January 26, 2013

Ancestry Composition to be fixed

From the explanation at the relevant thread:
Ancestry Composition (AC) works by learning (training) a set of useful features from reference individuals with known ancestry (the training set) and then using these features to predict the ancestry of our customers.

Our set of reference individuals consists in part of customers who reported their 4 grandparents were born in the same country. Remember that we also remove the outliers, or people whose genetic ancestry doesn't match their survey answers. From this set, AC learns to associate certain haplotypes with their geographical origin. AC is then able to recognize similar haplotypes and thus to predict the ancestry of other customers.

However, when predicting the ancestry of reference individuals, AC suffers from overfitting, a problem common to many supervised learning methods. As a consequence, AC predicts the ancestry of most reference individuals as being 100% from their grandparents’ birthplace.

We addressed this issue using a method inspired from cross-validation. We divided the training set into 5 folds, each containing 20% of the reference individuals. We then trained 5 AC models in which each fold in turn is excluded from the set of reference individuals. So each of these models is learned using 80% of the reference individuals. Additionally, we retain the model that was trained using all the reference individuals. From this process, we end up with 6 different models from which we can predict the ancestry of our customers.

Now, when predicting the ancestry of a customer, we start by figuring out if he/she is a reference individual.
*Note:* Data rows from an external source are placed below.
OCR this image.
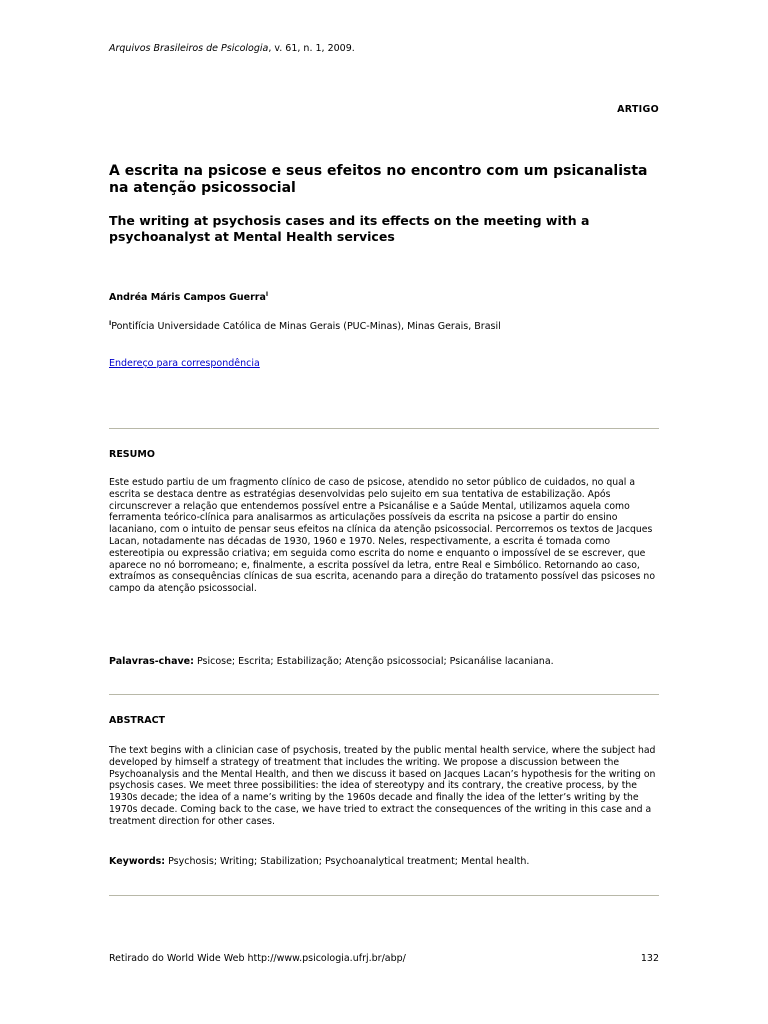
Arquivos Brasileiros de Psicologia, v. 61, n. 1, 2009.
ARTIGO
A escrita na psicose e seus efeitos no encontro com um psicanalista na atenção psicossocial
The writing at psychosis cases and its effects on the meeting with a psychoanalyst at Mental Health services
Andréa Máris Campos Guerra$^I$
$^I$Pontifícia Universidade Católica de Minas Gerais (PUC-Minas), Minas Gerais, Brasil
Endereço para correspondência
RESUMO
Este estudo partiu de um fragmento clínico de caso de psicose, atendido no setor público de cuidados, no qual a escrita se destaca dentre as estratégias desenvolvidas pelo sujeito em sua tentativa de estabilização. Após circunscrever a relação que entendemos possível entre a Psicanálise e a Saúde Mental, utilizamos aquela como ferramenta teórico-clínica para analisarmos as articulações possíveis da escrita na psicose a partir do ensino lacaniano, com o intuito de pensar seus efeitos na clínica da atenção psicossocial. Percorremos os textos de Jacques Lacan, notadamente nas décadas de 1930, 1960 e 1970. Neles, respectivamente, a escrita é tomada como estereotipia ou expressão criativa; em seguida como escrita do nome e enquanto o impossível de se escrever, que aparece no nó borromeano; e, finalmente, a escrita possível da letra, entre Real e Simbólico. Retornando ao caso, extraímos as consequências clínicas de sua escrita, acenando para a direção do tratamento possível das psicoses no campo da atenção psicossocial.
Palavras-chave: Psicose; Escrita; Estabilização; Atenção psicossocial; Psicanálise lacaniana.
ABSTRACT
The text begins with a clinician case of psychosis, treated by the public mental health service, where the subject had developed by himself a strategy of treatment that includes the writing. We propose a discussion between the Psychoanalysis and the Mental Health, and then we discuss it based on Jacques Lacan’s hypothesis for the writing on psychosis cases. We meet three possibilities: the idea of stereotypy and its contrary, the creative process, by the 1930s decade; the idea of a name’s writing by the 1960s decade and finally the idea of the letter’s writing by the 1970s decade. Coming back to the case, we have tried to extract the consequences of the writing in this case and a treatment direction for other cases.
Keywords: Psychosis; Writing; Stabilization; Psychoanalytical treatment; Mental health.
Retirado do World Wide Web http://www.psicologia.ufrj.br/abp/	132
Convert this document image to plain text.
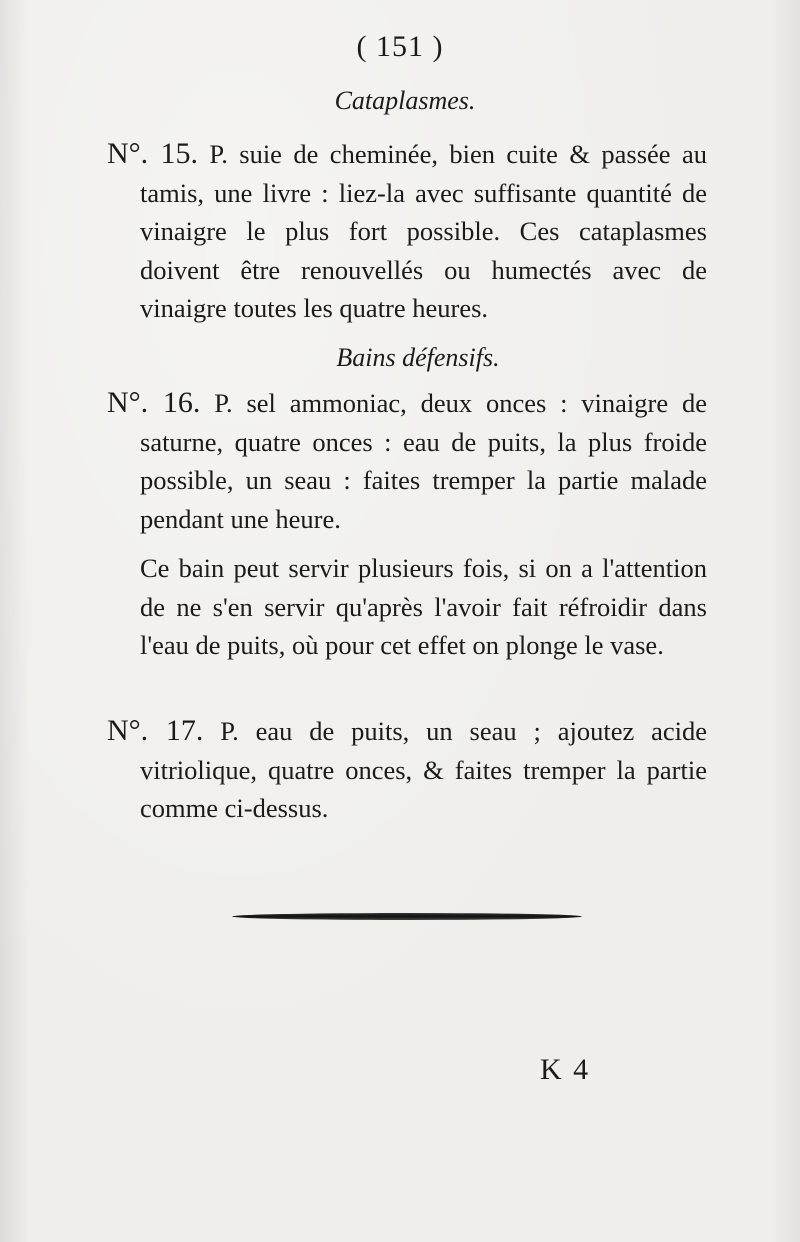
( 151 )
Cataplasmes.
N°. 15. P. suie de cheminée, bien cuite & passée au tamis, une livre : liez-la avec suffisante quantité de vinaigre le plus fort possible. Ces cataplasmes doivent être renouvellés ou humectés avec de vinaigre toutes les quatre heures.
Bains défensifs.
N°. 16. P. sel ammoniac, deux onces : vinaigre de saturne, quatre onces : eau de puits, la plus froide possible, un seau : faites tremper la partie malade pendant une heure.
Ce bain peut servir plusieurs fois, si on a l'attention de ne s'en servir qu'après l'avoir fait réfroidir dans l'eau de puits, où pour cet effet on plonge le vase.
N°. 17. P. eau de puits, un seau ; ajoutez acide vitriolique, quatre onces, & faites tremper la partie comme ci-dessus.
K 4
If yes, we identify the fold in which the customer belongs, and we use the corresponding model for prediction. If not, we use the fold containing all of the reference data. This way, we ensure that AC was never trained using the haplotypes of the individual it tries to predict.
I had proposed basically the same solution about a month ago, and it's great that the issue is being addressed so soon after it first appeared. If any of the people who had written to me/commented on the topic get their new updated results and want to comment, feel free to do so in this post.

I am not sure how 23andMe plans to handle their Ancestry Composition feature in the future, but I would suggest that they periodically re-update it as they get more samples. According to a recent estimate, there are over 180,000 people in their database at the moment, a fraction of which meets the twin requirements of: (i) having 4 grandparents from the same country, and (ii) not being an outlier. As this number increases over time, it might be a good idea to occasionally re-partition the sample and re-calculate participants' ancestry composition results.

The fact that they are ready to roll out their updated results so soon after the initial ones tells me that they do have the computing power to do so, and it might be a good idea to update Ancestry Composition periodically, say on a quarterly basis or when a certain increase in the training set (say, 10%) is achieved. Eventually the admixture estimates may stabilize, in which case the way forward may involve rethinking the choice of ancestral populations currently in use.


eurologist said...

As I mentioned before, they should also fix other issues. Currently, they combine France and Germany. That's about the same if not worse than combining Denmark and Hungary. Conversely, they are combining Hungary and Poland - which is not that different from combining Austria and the Ukraine...

Also, for many countries it would pay to divide them into 4-5 regions (NE, NW, SW, SE, central).

Clay said...

I look forward to the new results, since my first results could not be explained by my known ancestry. For example, my great-grandmother is from Finland, which shows up clearly enough in the results. But Scandinavian also shows up, even in the "conservative" interpretation, and there is no one in my family tree known to be from there. In the more speculative interpretation, Scandinavian is as prominent as Finn. So maybe there was Swedish admixture in my Finnish great grandmother. Maybe she is an "outlier" within the Finn population and this will clarify.

Charles Nydorf said...

I show up as .2 Finnish on the speculative sub-regional estimate. I'm pretty sure that these are really Lithuanian or Belarusian genes.

Dmytro said...

Major glitches seem to accompany the recalculations. My mother-in-law has now become more than half Sub-Saharan (she had 0% initially, which is correct for her), while my wife has none whatsoever.

pconroy said...

I see that my mother's slight Native American ancestry has returned again.